A slow and steady improvement under Floro has brought the Canadians to the point of controlling its own destiny, even as the huge underdog versus the Mexicans.
"We've put in a lot of work over the past two or three years and lot of it's been painful at times," Johnson explained. "Now we're putting ourselves in a good position to be able to get out of that group."
Any points taken off Mexico in the home-and-away fixtures at the end of the month would go a long way toward vaulting the Canadians out of reach of Group A's other teams, Honduras and El Salvador — each of which still face Mexico once again before the end of the current round.
ARFIELD COULD START FOR CANADA
Canada Soccer will announce the 23-man roster for those Mexico matches sometime next week, but there shouldn't be too many surprises among the names on that final squad list.
Floro is done testing the depths of his player pool for the time being, and he is expected to summon mostly the same group of players that contested the previous World Cup qualifiers back in November.
One name that could be a new one in the match programme is Scottish-born midfielder Scott Arfield, who has been reportedly filing his paperwork to represent Canada in time for the March 25 fixture at BC Place.
There has been no confirmation of his inclusion in Floro's squad as of yet, but enough smoke has billowed out of Arfield's case to indicate a fire. The 27-year-old has waited patiently for a Scotland call-up that has yet to happen, and he's now ready to don the colours of his parentage.
If the papers have been processed in time, expect to see Arfield slot directly into Canada's starting XI for the near-sold out affair at BC Place. His combination of attacking prowess from any spot in the midfield and experience at the Premier League level could be too tempting for Floro not to take full advantage of.
BC PLACE WILL BE FULL ON MARCH 25
As noted above, Canada Soccer is expecting a gigantic crowd in Vancouver for the game on March 25. The organization announced that 40,000 tickets already have been sold as of earlier this week, and with two full weeks left to sell tickets we could be looking at a close-to-capacity BC Place by the time the match kicks off.
The venue holds a little more than 54,000 in its soccer configuration, and it already has surpassed the all-time Canadian World Cup qualifying record by a long shot.
The one concern when playing Mexico — as the United States Soccer Federation is well aware — is that fans of that team tend to show up en masse almost everywhere in North America. With it being such a crucial game for Floro's side, Canada Soccer has taken the extraordinary step of making the vast majority of seats only available to buyers with a Canadian mailing address (or IP address, if purchasing online).
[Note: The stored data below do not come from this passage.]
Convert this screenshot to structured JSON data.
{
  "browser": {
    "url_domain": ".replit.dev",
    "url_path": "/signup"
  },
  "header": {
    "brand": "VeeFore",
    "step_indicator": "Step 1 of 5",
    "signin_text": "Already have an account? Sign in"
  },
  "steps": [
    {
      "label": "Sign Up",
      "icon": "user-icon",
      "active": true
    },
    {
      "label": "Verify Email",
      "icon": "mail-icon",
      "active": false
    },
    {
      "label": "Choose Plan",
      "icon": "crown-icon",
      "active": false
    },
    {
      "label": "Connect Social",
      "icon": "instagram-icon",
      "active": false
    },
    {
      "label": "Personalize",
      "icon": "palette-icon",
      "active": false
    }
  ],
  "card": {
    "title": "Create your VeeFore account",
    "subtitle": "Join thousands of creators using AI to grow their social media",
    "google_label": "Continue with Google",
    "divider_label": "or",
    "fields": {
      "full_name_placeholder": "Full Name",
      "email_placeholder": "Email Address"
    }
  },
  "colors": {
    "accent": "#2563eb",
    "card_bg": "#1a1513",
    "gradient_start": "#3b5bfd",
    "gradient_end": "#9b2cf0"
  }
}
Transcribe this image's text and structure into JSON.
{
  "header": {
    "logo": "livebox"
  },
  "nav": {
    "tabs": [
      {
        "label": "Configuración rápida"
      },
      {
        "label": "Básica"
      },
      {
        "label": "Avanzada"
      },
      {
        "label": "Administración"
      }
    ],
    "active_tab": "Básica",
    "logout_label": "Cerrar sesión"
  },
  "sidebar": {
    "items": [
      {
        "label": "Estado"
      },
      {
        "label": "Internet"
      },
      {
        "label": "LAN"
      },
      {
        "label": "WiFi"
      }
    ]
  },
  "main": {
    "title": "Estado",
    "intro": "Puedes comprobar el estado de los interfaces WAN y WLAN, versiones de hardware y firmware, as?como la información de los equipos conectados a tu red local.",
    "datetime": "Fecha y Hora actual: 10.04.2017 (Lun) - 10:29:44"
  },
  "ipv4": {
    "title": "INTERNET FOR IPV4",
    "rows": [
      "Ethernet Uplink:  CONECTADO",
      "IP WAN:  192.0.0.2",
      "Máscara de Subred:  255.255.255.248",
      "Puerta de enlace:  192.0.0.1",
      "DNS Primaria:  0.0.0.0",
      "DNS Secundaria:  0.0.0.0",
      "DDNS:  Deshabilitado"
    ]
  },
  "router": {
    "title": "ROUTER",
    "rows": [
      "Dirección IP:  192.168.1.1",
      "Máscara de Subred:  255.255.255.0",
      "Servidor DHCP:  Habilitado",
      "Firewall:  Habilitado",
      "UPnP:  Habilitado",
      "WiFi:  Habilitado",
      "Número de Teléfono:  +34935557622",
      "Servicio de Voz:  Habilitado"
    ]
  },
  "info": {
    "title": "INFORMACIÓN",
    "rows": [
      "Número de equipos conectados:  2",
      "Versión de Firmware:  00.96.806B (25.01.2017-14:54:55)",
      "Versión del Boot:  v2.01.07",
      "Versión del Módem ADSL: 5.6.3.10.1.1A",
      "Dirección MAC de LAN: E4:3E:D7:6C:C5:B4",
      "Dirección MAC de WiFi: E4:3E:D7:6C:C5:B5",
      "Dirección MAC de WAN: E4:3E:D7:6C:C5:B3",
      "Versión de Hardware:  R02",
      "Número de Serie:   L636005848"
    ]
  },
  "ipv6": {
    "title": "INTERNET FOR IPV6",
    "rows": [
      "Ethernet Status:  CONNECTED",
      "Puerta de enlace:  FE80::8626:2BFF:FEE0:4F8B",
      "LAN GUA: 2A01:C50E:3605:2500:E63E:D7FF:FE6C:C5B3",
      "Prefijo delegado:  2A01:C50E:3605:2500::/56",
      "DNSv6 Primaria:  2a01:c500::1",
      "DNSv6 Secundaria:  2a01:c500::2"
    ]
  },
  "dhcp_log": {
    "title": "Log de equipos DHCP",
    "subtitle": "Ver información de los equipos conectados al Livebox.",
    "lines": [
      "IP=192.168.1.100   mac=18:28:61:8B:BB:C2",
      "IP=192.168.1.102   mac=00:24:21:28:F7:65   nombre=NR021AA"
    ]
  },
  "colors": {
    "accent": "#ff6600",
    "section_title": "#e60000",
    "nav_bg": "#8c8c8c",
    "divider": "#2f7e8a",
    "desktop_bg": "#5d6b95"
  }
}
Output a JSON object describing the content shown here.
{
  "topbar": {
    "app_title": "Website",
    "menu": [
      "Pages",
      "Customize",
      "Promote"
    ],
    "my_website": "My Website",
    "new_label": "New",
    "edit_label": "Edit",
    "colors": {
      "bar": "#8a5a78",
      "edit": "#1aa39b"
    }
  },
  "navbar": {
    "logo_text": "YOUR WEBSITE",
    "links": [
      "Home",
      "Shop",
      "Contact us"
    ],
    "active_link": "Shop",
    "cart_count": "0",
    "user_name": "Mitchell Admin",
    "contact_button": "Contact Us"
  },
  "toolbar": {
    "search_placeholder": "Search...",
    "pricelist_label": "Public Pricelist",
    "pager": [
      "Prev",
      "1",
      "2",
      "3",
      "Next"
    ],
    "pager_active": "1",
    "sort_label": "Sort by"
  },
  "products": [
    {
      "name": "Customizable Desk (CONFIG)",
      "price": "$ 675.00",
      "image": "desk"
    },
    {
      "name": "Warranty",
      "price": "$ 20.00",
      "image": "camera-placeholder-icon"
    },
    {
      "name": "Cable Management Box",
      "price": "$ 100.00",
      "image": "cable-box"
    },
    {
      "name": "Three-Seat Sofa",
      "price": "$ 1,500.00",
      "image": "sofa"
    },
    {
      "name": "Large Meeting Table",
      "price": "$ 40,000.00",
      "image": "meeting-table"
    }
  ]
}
It's a bold move for an organization previously criticized for making the opposition feel at home in Canadian venues in the past, but the need for a true home field advantage is seen as far too important to overlook by those currently running the sport's governing body in Canada.
Will the measures be enough? There are always ways around ticket restrictions, and Mexican soccer fans are passionate and savvy enough to get themselves into BC Place. With such a massive number already confirmed for the game, only time will tell if this is truly a watershed moment for home support in Canada or just another heavily divided crowd.